SOLID is mostly a bunch of over-confidently stated opinions.
Here is my over-confidently stated opinion: if a principle is not applicable to Smalltalk 74, it is not essential to OOP.
The only rule in SOLID I would say someone should follow at all times is L, and even then only in statically typed languages.
This should be obvious. For example, can you define "responsibility" in any way that's not entirely gut feeling? No. So how can you fault someone not knowing about a rule that's based on gut feeling?
It's not really gut feeling. The following is very abstract but it's how I think about the "single-responsibility principle."
When you're designing a software system you need to step back from the individual components for a moment and consider the overall system -- who is using this system, what is the problem being solved here, and how does this solution relate to other problems and solutions within the system. It's not obvious only if you don't completely understand the problem domain, which most people don't.
If you find yourself thinking that some object's responsibility is ill-defined, you need to talk to whomever authored that part of the code to see if there's something you're missing about the system that the code controls. Either you are or they are, and at any rate the conversation will make the software system better somehow, which is the goal.
So once you understand the system and you understand the problem that you're trying to solve, and you think you have a solution, it's an exercise for you to sit down and identify specific activities that the software system has to undertake in order to solve the problem within the context of the system. You can consider these "responsibilities" at a top level and start partitioning them up further into classes that mutate and emit data in response to data received from other components of the system. The boundaries of these classes are interfaces, and each interface should be responsible for operating on a specific kind of data in response to its inputs.
Now the interface itself also needs to be defined in terms of the problem the class is solving. So you use words like "setMotorSpeed" on a class called "ConstantSpeedServo," and your ConstantSpeedServo might be composed with a "ValveController" which is responsible for controlling the position of a valve based on some input data.
This all goes back to thoroughly understanding the system you are controlling so that you can write code in terms of that system, but it goes beyond that in that you have to be very explicit in your understanding of what it is the system does in order to write software that accomplishes that goal.
They’re guidelines and tools.
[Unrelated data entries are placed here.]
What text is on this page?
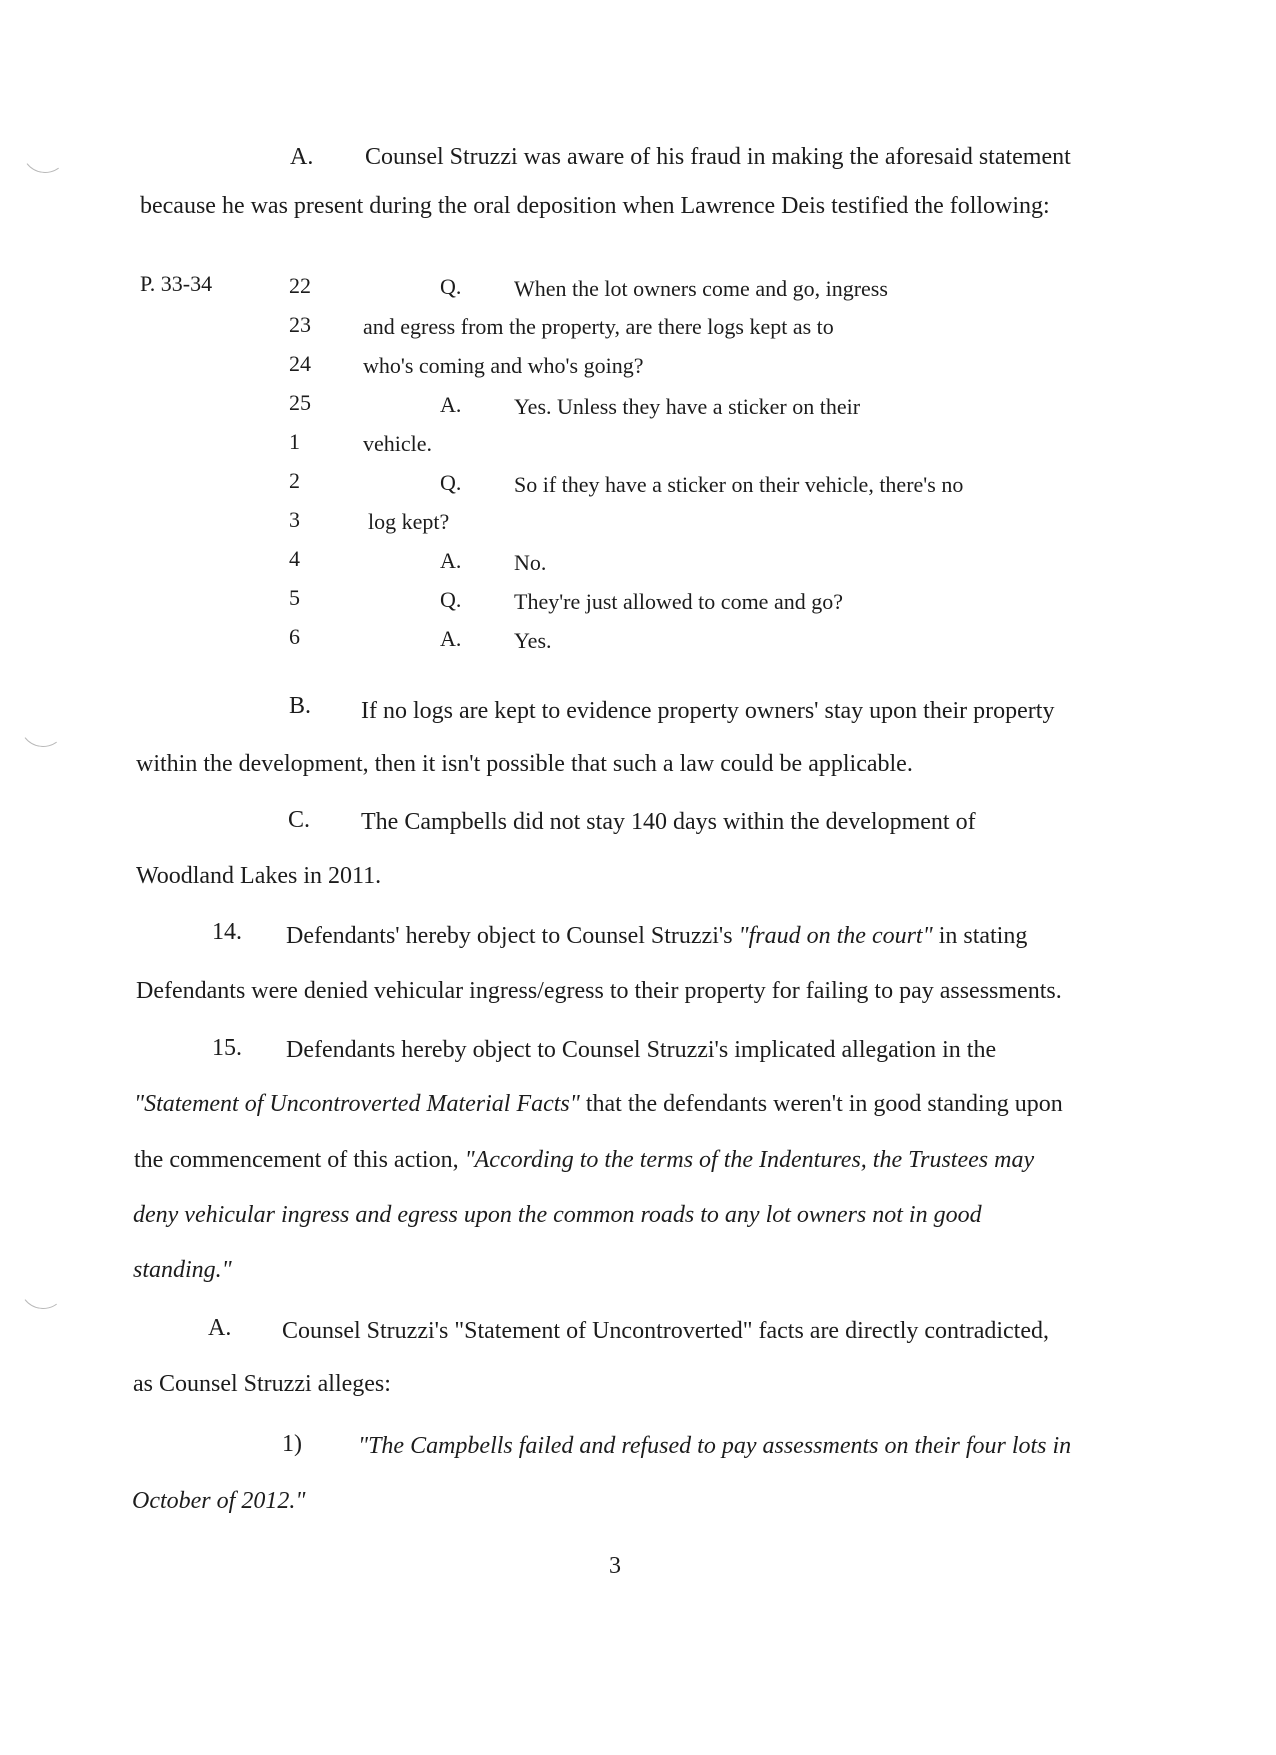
A. Counsel Struzzi was aware of his fraud in making the aforesaid statement
because he was present during the oral deposition when Lawrence Deis testified the following:
P. 33-34	22	Q. When the lot owners come and go, ingress
23 and egress from the property, are there logs kept as to
24 who's coming and who's going?
25	A. Yes. Unless they have a sticker on their
1	vehicle.
2	Q. So if they have a sticker on their vehicle, there's no
3	log kept?
4	A. No.
5	Q. They're just allowed to come and go?
6	A. Yes.
B. If no logs are kept to evidence property owners' stay upon their property
within the development, then it isn't possible that such a law could be applicable.
C. The Campbells did not stay 140 days within the development of
Woodland Lakes in 2011.
14. Defendants' hereby object to Counsel Struzzi's "fraud on the court" in stating
Defendants were denied vehicular ingress/egress to their property for failing to pay assessments.
15. Defendants hereby object to Counsel Struzzi's implicated allegation in the
"Statement of Uncontroverted Material Facts" that the defendants weren't in good standing upon
the commencement of this action, "According to the terms of the Indentures, the Trustees may
deny vehicular ingress and egress upon the common roads to any lot owners not in good
standing."
A. Counsel Struzzi's "Statement of Uncontroverted" facts are directly contradicted,
as Counsel Struzzi alleges:
1) "The Campbells failed and refused to pay assessments on their four lots in
October of 2012."
3
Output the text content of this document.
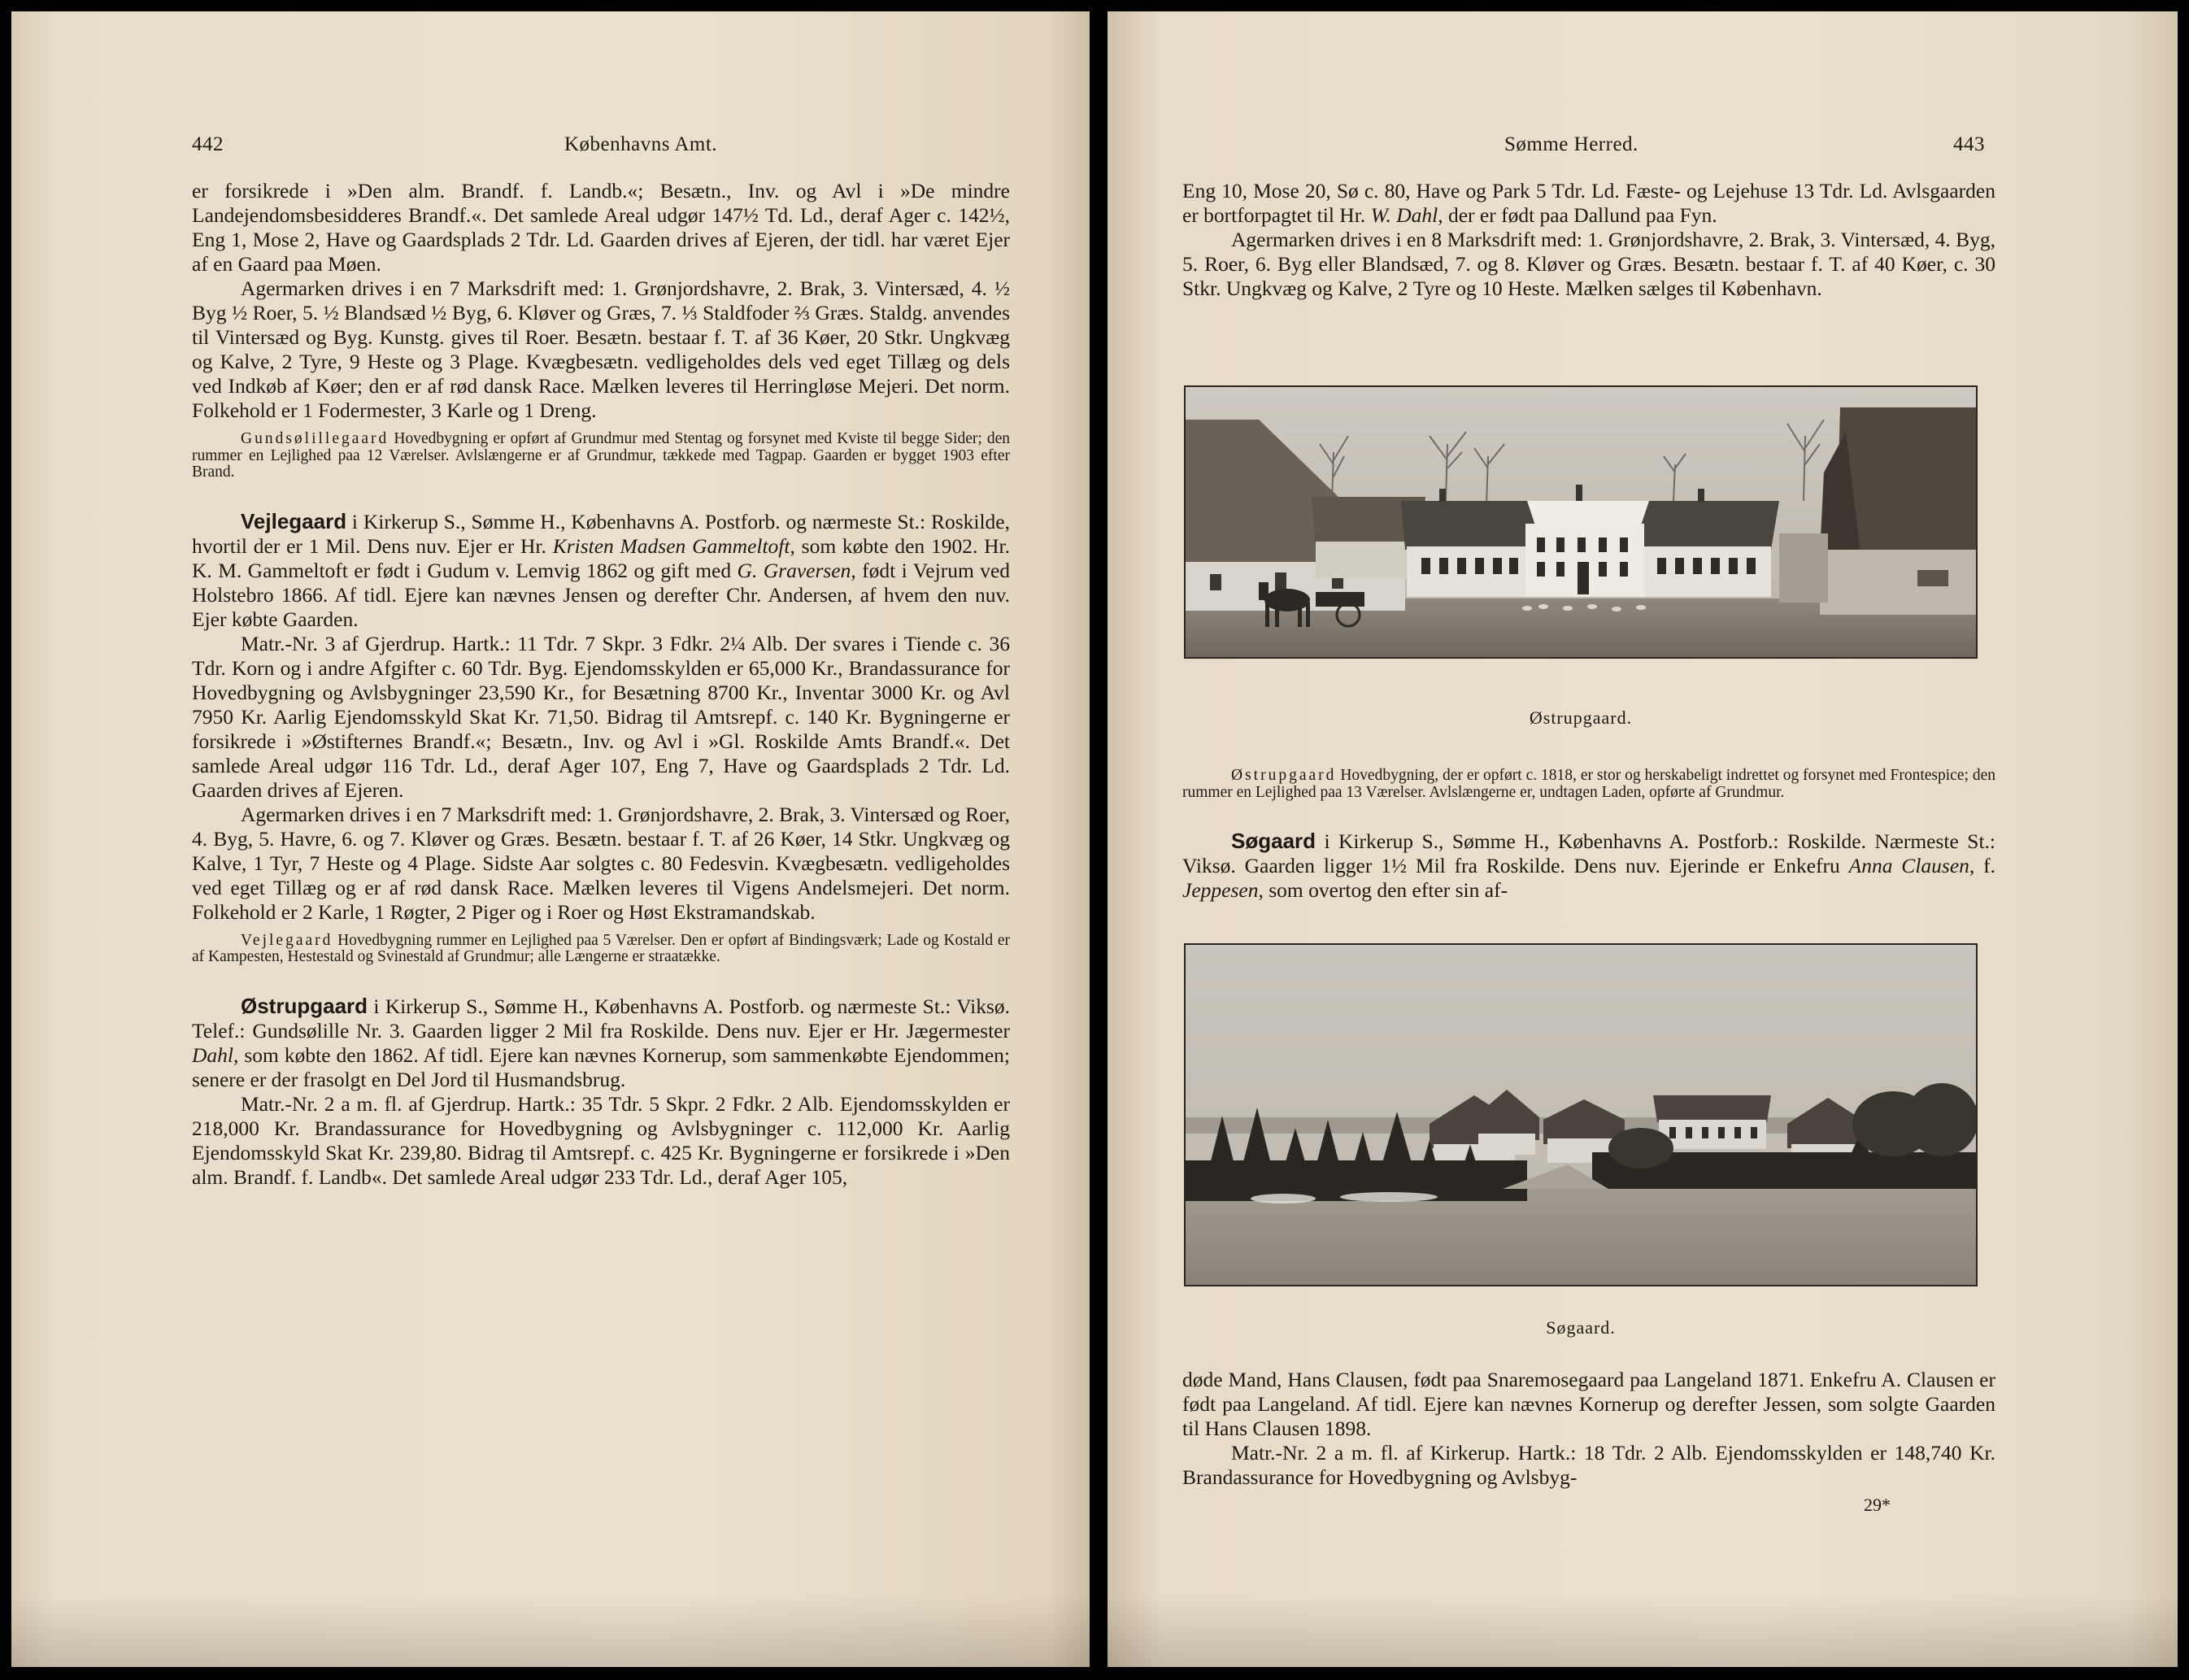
442	Københavns Amt.

er forsikrede i »Den alm. Brandf. f. Landb.«; Besætn., Inv. og Avl i »De mindre Landejendomsbesidderes Brandf.«. Det samlede Areal udgør 147½ Td. Ld., deraf Ager c. 142½, Eng 1, Mose 2, Have og Gaardsplads 2 Tdr. Ld. Gaarden drives af Ejeren, der tidl. har været Ejer af en Gaard paa Møen.

Agermarken drives i en 7 Marksdrift med: 1. Grønjordshavre, 2. Brak, 3. Vintersæd, 4. ½ Byg ½ Roer, 5. ½ Blandsæd ½ Byg, 6. Kløver og Græs, 7. ⅓ Staldfoder ⅔ Græs. Staldg. anvendes til Vintersæd og Byg. Kunstg. gives til Roer. Besætn. bestaar f. T. af 36 Køer, 20 Stkr. Ungkvæg og Kalve, 2 Tyre, 9 Heste og 3 Plage. Kvægbesætn. vedligeholdes dels ved eget Tillæg og dels ved Indkøb af Køer; den er af rød dansk Race. Mælken leveres til Herringløse Mejeri. Det norm. Folkehold er 1 Fodermester, 3 Karle og 1 Dreng.

Gundsølillegaard Hovedbygning er opført af Grundmur med Stentag og forsynet med Kviste til begge Sider; den rummer en Lejlighed paa 12 Værelser. Avlslængerne er af Grundmur, tækkede med Tagpap. Gaarden er bygget 1903 efter Brand.

Vejlegaard i Kirkerup S., Sømme H., Københavns A. Postforb. og nærmeste St.: Roskilde, hvortil der er 1 Mil. Dens nuv. Ejer er Hr. Kristen Madsen Gammeltoft, som købte den 1902. Hr. K. M. Gammeltoft er født i Gudum v. Lemvig 1862 og gift med G. Graversen, født i Vejrum ved Holstebro 1866. Af tidl. Ejere kan nævnes Jensen og derefter Chr. Andersen, af hvem den nuv. Ejer købte Gaarden.

Matr.-Nr. 3 af Gjerdrup. Hartk.: 11 Tdr. 7 Skpr. 3 Fdkr. 2¼ Alb. Der svares i Tiende c. 36 Tdr. Korn og i andre Afgifter c. 60 Tdr. Byg. Ejendomsskylden er 65,000 Kr., Brandassurance for Hovedbygning og Avlsbygninger 23,590 Kr., for Besætning 8700 Kr., Inventar 3000 Kr. og Avl 7950 Kr. Aarlig Ejendomsskyld Skat Kr. 71,50. Bidrag til Amtsrepf. c. 140 Kr. Bygningerne er forsikrede i »Østifternes Brandf.«; Besætn., Inv. og Avl i »Gl. Roskilde Amts Brandf.«. Det samlede Areal udgør 116 Tdr. Ld., deraf Ager 107, Eng 7, Have og Gaardsplads 2 Tdr. Ld. Gaarden drives af Ejeren.

Agermarken drives i en 7 Marksdrift med: 1. Grønjordshavre, 2. Brak, 3. Vintersæd og Roer, 4. Byg, 5. Havre, 6. og 7. Kløver og Græs. Besætn. bestaar f. T. af 26 Køer, 14 Stkr. Ungkvæg og Kalve, 1 Tyr, 7 Heste og 4 Plage. Sidste Aar solgtes c. 80 Fedesvin. Kvægbesætn. vedligeholdes ved eget Tillæg og er af rød dansk Race. Mælken leveres til Vigens Andelsmejeri. Det norm. Folkehold er 2 Karle, 1 Røgter, 2 Piger og i Roer og Høst Ekstramandskab.

Vejlegaard Hovedbygning rummer en Lejlighed paa 5 Værelser. Den er opført af Bindingsværk; Lade og Kostald er af Kampesten, Hestestald og Svinestald af Grundmur; alle Længerne er straatække.

Østrupgaard i Kirkerup S., Sømme H., Københavns A. Postforb. og nærmeste St.: Viksø. Telef.: Gundsølille Nr. 3. Gaarden ligger 2 Mil fra Roskilde. Dens nuv. Ejer er Hr. Jægermester Dahl, som købte den 1862. Af tidl. Ejere kan nævnes Kornerup, som sammenkøbte Ejendommen; senere er der frasolgt en Del Jord til Husmandsbrug.

Matr.-Nr. 2 a m. fl. af Gjerdrup. Hartk.: 35 Tdr. 5 Skpr. 2 Fdkr. 2 Alb. Ejendomsskylden er 218,000 Kr. Brandassurance for Hovedbygning og Avlsbygninger c. 112,000 Kr. Aarlig Ejendomsskyld Skat Kr. 239,80. Bidrag til Amtsrepf. c. 425 Kr. Bygningerne er forsikrede i »Den alm. Brandf. f. Landb«. Det samlede Areal udgør 233 Tdr. Ld., deraf Ager 105,

Sømme Herred.	443

Eng 10, Mose 20, Sø c. 80, Have og Park 5 Tdr. Ld. Fæste- og Lejehuse 13 Tdr. Ld. Avlsgaarden er bortforpagtet til Hr. W. Dahl, der er født paa Dallund paa Fyn.

Agermarken drives i en 8 Marksdrift med: 1. Grønjordshavre, 2. Brak, 3. Vintersæd, 4. Byg, 5. Roer, 6. Byg eller Blandsæd, 7. og 8. Kløver og Græs. Besætn. bestaar f. T. af 40 Køer, c. 30 Stkr. Ungkvæg og Kalve, 2 Tyre og 10 Heste. Mælken sælges til København.

Østrupgaard.

Østrupgaard Hovedbygning, der er opført c. 1818, er stor og herskabeligt indrettet og forsynet med Frontespice; den rummer en Lejlighed paa 13 Værelser. Avlslængerne er, undtagen Laden, opførte af Grundmur.

Søgaard i Kirkerup S., Sømme H., Københavns A. Postforb.: Roskilde. Nærmeste St.: Viksø. Gaarden ligger 1½ Mil fra Roskilde. Dens nuv. Ejerinde er Enkefru Anna Clausen, f. Jeppesen, som overtog den efter sin af-

Søgaard.

døde Mand, Hans Clausen, født paa Snaremosegaard paa Langeland 1871. Enkefru A. Clausen er født paa Langeland. Af tidl. Ejere kan nævnes Kornerup og derefter Jessen, som solgte Gaarden til Hans Clausen 1898.

Matr.-Nr. 2 a m. fl. af Kirkerup. Hartk.: 18 Tdr. 2 Alb. Ejendomsskylden er 148,740 Kr. Brandassurance for Hovedbygning og Avlsbyg-

29*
You have to know how and when to use them. There are no unambigous rules in programming beyond what the language itself enforces. But that doesn’t mean some rules aren’t useful. As the saying goes in science: all models are wrong but some of them are useful. Or in art: you have to know the rules before you can break them.
Stuck in a rut designing your type hierarchies and making sure they are perfectly SOLID? STOP. Write the simplest, most clear and concise thing that works, refactor it once it gets too big to fit in your head.
Not sure if your AbstractFactoryBeanProxyImplImpl is generic enough to cover all use cases? STOP. Write the simplest most clear and concise thing that works, refactor it to adapt to more problems as needed.
Tired of fighting your type system because your stuck in a wheel of is-ha has-a is-a has-a? STOP. If it acts like a duck, and quacks like a duck, it is a duck! Write a duck!
I'm by no means advocating SOLID is the right/only way. I agree with "Write the simplest, most clear and concise thing that works", but it offers no help on how to do that. The how comes from experience. Simplifying complex and large things takes effort and thinking. SOLID helps with that, if used right and not as a religion. I feel "do the simplest" is way too generic an advice.
Depends on what this dev would be building, if you have to build framework or you build a library then I agree. If you build next off the mill "business" system then...
Single responsibility principle, yes nice but we have deadlines and no time to argue if that one function should be somewhere else, fix it when we have some slack.
Open closed principle, you don't have to think about if you use DI and have interfaces.
Liskov substitution is useless, you should not use inheritance but composition.
Interface segregation, you have to think about it but it is a lot like SRP.
Dependency inversion, interfaces plus DI framework takes you far enough.
So IMO if one senior guy sets up project with DI framework and gives general direction, someone who can't formulate SOLID still can be good OOP developer.
> Liskov substitution is useless, you should not use inheritance but composition.
Liskov substitution is more about interface inheritance than implementation inheritance, really. LSP basically says that the implementer of an interface must obey the contract the interface specifies. As a real-world example, throwing UnsupportedOperationException in a method implementation is an LSP violation. Of course, this makes it vital to get the interfaces themselves right, carving the solution space at its joints.
Ok yes, it is about subtypes and interface is quite of an abstract base class. But if you have interface as in Java or C# and maybe 2 or 3 implementations without complicated type hierarchy under it, it is not an issue in practice to be not strict about contract, because you can spot deviation from it and fix it quick (ideally you also have integration tests to spot it for you).
I think the point is to forget about specific language features for a moment and think about interfaces the same way a mechanical or electrical engineer does -- as things to be glued together.
No, Liskov substitution is much more abstract level, if you go with physical interface definition it does not work at all. It is not about attaching things but about type hierarchy. Thing you describe does not account for Covariance and Contrvariance and then it also goes into generic types which also huge abstraction which does not fit in physical world.